In this model, Nielsen would be responsible for making sure that users in
the panel configure their user-agents to send this exception header; if they
don't, they can't be tracked.  Other unaffiliated servers would be
prohibited from relying on this exception.  It would be prohibited to set
such an exception header without explicit, specific user consent.  And there
would need to be some kind of namespace control to determine who gets to use
which tokens as named exceptions.

Much of this is far from ideal, but it seems like some approach along these
lines could provide users with immediate feedback on their tracking status
while enabling the desired form tracking by a party who has explicit
out-of-band consent against a general DNT:1 backdrop.

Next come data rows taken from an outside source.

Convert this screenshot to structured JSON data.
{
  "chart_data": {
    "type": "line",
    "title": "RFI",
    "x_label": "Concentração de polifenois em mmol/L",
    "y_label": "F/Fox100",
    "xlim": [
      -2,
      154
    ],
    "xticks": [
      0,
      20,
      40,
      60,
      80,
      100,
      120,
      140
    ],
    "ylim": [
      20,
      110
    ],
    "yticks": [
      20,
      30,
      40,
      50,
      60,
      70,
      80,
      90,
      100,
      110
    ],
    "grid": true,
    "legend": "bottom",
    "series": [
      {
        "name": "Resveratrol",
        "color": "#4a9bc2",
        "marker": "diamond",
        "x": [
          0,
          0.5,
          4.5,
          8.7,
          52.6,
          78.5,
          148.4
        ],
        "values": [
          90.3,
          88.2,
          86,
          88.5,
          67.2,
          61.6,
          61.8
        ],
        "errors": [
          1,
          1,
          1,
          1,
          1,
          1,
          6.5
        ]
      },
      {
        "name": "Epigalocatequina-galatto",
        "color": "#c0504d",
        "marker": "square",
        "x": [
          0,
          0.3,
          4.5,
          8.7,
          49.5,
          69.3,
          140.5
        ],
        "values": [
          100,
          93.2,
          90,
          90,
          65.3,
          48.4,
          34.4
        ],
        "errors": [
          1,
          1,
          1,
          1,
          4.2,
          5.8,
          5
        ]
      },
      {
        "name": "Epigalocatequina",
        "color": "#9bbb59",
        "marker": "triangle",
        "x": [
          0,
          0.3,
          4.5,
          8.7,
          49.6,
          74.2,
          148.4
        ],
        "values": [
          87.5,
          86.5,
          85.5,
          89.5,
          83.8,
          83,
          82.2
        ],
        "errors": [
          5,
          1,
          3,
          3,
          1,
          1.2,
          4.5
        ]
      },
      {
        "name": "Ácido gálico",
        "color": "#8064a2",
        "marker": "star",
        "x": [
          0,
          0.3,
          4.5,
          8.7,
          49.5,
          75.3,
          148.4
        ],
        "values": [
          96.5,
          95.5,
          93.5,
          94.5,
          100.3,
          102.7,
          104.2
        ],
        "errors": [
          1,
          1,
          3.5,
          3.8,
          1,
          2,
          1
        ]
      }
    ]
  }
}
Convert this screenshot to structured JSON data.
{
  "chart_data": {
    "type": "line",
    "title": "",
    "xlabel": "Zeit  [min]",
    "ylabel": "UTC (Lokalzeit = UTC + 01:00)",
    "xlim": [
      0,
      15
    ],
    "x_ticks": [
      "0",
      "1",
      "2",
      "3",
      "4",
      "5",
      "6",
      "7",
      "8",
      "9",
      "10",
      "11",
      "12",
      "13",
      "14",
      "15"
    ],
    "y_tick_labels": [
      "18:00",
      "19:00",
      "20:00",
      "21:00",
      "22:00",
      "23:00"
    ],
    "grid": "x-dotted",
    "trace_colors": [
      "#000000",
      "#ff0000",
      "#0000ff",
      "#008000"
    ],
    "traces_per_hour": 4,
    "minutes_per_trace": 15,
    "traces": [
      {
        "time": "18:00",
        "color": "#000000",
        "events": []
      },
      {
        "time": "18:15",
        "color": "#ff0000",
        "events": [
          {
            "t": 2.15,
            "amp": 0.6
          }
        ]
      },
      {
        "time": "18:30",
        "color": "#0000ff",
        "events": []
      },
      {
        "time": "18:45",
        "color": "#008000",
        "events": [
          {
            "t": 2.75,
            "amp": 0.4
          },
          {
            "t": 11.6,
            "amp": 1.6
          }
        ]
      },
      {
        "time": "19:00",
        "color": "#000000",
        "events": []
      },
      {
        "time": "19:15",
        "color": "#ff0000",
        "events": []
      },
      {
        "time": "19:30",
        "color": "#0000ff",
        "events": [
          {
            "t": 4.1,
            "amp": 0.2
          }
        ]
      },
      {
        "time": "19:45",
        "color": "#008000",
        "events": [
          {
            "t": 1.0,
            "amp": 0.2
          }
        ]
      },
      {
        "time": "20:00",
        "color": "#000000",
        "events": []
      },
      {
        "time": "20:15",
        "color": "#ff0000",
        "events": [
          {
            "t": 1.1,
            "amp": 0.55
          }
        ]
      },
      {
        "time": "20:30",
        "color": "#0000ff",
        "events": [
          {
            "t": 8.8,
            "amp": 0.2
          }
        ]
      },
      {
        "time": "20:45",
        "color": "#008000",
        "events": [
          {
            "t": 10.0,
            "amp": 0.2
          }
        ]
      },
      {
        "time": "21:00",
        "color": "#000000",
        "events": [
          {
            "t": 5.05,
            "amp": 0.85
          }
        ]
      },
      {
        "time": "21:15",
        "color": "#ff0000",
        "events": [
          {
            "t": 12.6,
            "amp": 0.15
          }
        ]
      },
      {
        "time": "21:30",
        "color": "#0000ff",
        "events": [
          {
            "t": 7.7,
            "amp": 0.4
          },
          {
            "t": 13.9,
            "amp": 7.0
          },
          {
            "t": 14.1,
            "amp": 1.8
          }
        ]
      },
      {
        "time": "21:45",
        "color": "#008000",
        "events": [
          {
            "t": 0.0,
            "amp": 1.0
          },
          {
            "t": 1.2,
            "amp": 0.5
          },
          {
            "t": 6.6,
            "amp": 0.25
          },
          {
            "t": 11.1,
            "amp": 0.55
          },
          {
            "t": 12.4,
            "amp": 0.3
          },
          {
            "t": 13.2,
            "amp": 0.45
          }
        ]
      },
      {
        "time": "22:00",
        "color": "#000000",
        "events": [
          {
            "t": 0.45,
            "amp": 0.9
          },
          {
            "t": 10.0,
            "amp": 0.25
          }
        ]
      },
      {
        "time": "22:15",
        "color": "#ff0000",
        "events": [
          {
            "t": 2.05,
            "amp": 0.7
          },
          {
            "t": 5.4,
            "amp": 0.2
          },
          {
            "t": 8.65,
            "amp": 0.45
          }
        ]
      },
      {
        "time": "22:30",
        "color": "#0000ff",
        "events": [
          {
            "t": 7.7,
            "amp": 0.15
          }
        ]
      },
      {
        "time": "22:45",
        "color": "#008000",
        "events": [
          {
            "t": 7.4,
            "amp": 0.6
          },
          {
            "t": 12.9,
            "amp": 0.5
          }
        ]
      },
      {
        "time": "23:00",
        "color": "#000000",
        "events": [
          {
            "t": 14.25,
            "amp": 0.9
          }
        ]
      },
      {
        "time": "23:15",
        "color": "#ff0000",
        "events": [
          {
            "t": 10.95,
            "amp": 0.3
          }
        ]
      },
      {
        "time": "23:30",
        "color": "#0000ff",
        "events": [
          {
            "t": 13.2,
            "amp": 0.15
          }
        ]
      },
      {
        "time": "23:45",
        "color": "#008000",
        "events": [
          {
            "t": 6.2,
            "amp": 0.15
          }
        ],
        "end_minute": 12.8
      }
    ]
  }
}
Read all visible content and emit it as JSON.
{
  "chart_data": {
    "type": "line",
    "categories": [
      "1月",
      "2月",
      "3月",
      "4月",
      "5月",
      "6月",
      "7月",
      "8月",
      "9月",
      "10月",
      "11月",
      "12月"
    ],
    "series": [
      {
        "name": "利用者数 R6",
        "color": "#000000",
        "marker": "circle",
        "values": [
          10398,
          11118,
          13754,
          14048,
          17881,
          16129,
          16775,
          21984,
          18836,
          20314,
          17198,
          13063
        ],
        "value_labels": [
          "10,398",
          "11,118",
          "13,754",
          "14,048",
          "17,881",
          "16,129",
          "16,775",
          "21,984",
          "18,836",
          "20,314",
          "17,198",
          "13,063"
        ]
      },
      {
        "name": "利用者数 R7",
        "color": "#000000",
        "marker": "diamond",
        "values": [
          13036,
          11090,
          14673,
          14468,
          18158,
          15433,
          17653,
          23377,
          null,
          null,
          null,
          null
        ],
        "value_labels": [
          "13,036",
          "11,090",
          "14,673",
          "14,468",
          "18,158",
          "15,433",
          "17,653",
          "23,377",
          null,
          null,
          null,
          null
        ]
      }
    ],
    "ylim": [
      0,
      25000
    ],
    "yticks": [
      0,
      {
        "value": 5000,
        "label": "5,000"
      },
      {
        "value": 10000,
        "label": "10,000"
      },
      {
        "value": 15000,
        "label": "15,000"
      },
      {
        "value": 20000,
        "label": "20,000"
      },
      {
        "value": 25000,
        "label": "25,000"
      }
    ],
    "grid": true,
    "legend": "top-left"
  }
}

I am happy to have explained the multiple ways in which this suggestion
violates other core commitments of the protocol, fails to satisfy the
expressed tracking goal, is unimplementable by user-agents, will lead to
horrific privacy violations, and is otherwise contrary to common sense,
public order and decency, and the laws of physics.  But please be gentle.

James

--------------------------------------------------
James Grimmelmann              Professor of Law
New York Law School                 (212) 431-2864
185 West Broadway
james.grimmelmann@nyls.edu<mailto:james.grimmelmann@nyls.edu>
New York, NY 10013    http://james.grimmelmann.net

On 2013-03-23, at 10:45 AM, Ronan Heffernan
<ronansan@gmail.com<mailto:ronansan@gmail.com>> wrote:

We also use JavaScript tags, not just pixel tags, though which one we use is
up to the publisher, not up to us.  Using JavaScript tags does not help us
with real-time OOBC determination; the limitations are server-side, and if
we could do real-time JS-tag lookup, we could do real-time pixel-tag lookup;
neither lookup is possible.

Any kind of interaction with the user will most likely not be allowed to
occur, since few publishers will want their user experience turned to crap
by having the user interact with either User Agent pop-ups or custom pages
from third parties.  Even if all of that were not an issue, using the
in-band exception mechanism would skew research horribly, and the balanced
and tuned panels constructed by our Measurement Science department would be
replaced by biased and un-measurable crowds.  None of those mechanisms or
outcomes are acceptable.

I don't understand why you think that non-real-time determination of OOBC
undermines the standard, as long as only permitted uses are followed.  How
is there "tracking" if users for whom there is no consent have their data
de-identified to the same level that is required for DNT:1 users, before any
use?

--ronan


On Sat, Mar 23, 2013 at 7:02 AM, Mike O'Neill
<michael.oneill@baycloud.com<mailto:michael.oneill@baycloud.com>> wrote:
It would be very easy to set up a page (that includes JS) with a document
origin the same as the 1x1 gif hostname., then execute the API to get
consent. A panel member just needs to visit the page and click a "I agree I
am a member of the panel" button. If they must run with JS disabled they
just need to set the DNT general pref. to 0.

We do not need to change the TPE for this and we are undermining the core
reason for the standard if we allow an exemption for it.